How do you name the curve given by the conic r=4/(1+costheta)?

Jan 13, 2018

Convert to the General Cartesian Form :

$A {x}^{2} + B x y + C {y}^{2} + D x + E y + F = 0$

Compute the determinant:

$\Delta = {B}^{2} - 4 A C$

If $\Delta < 0$, then it is an ellipse or a circle. If $B = 0 \mathmr{and} A = C$, then it is a circle.
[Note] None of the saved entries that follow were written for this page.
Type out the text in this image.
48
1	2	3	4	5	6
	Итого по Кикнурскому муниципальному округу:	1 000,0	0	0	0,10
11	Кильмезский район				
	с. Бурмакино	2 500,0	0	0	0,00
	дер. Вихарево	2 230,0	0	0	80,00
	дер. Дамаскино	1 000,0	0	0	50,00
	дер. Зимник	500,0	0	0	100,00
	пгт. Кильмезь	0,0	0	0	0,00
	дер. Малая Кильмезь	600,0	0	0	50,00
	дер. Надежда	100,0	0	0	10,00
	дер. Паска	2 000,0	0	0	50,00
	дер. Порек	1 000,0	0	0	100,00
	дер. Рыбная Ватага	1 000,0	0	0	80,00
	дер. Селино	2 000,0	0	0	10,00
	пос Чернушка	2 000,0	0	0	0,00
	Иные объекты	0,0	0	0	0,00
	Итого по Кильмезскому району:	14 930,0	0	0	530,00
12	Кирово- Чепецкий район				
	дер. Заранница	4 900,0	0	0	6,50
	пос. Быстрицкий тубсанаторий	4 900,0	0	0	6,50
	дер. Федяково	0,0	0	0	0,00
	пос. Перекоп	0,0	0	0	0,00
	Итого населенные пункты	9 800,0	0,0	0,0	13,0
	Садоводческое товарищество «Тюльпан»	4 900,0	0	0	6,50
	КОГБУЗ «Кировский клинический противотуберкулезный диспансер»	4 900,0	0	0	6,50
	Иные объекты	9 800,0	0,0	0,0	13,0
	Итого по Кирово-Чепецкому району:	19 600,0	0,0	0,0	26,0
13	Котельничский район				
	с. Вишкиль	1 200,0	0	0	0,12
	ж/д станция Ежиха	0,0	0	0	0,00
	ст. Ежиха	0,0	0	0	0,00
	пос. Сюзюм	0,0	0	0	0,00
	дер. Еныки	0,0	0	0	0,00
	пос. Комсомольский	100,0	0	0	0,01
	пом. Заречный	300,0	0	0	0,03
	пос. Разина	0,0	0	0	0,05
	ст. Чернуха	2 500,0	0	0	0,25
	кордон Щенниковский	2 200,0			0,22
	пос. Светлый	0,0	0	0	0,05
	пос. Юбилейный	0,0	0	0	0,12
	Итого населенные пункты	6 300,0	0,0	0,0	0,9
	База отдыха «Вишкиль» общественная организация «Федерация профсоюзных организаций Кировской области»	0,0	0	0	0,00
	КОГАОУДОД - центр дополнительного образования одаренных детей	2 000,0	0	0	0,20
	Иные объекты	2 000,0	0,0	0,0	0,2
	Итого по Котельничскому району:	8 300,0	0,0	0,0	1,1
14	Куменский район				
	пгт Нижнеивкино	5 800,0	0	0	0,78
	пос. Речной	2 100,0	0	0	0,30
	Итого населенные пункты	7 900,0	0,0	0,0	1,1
Otherwise, it is an ellipse.

If $\Delta = 0$, then it is a parabola.

If $\Delta > 0$, them it is a hyperbola.

Given: $r = \frac{4}{1 + \cos \left(\theta\right)}$

$r + r \cos \left(\theta\right) = 4$

Substitute $r = \sqrt{{x}^{2} + {y}^{2}}$ and $r \cos \left(\theta\right) = x$:

$\sqrt{{x}^{2} + {y}^{2}} + x = 4$

$\sqrt{{x}^{2} + {y}^{2}} = 4 - x$

${x}^{2} + {y}^{2} = {x}^{2} - 8 x + 16$

${y}^{2} + 8 x - 16 = 0$

Please observe that, for the the above equation, the coefficients of the General Cartesian Form are, $A = B = E = 0 , C = 1 , D = 8 , \mathmr{and} F = - 16$

$\Delta = {0}^{2} - 4 \left(0\right) \left(1\right) = 0$

It is a parabola.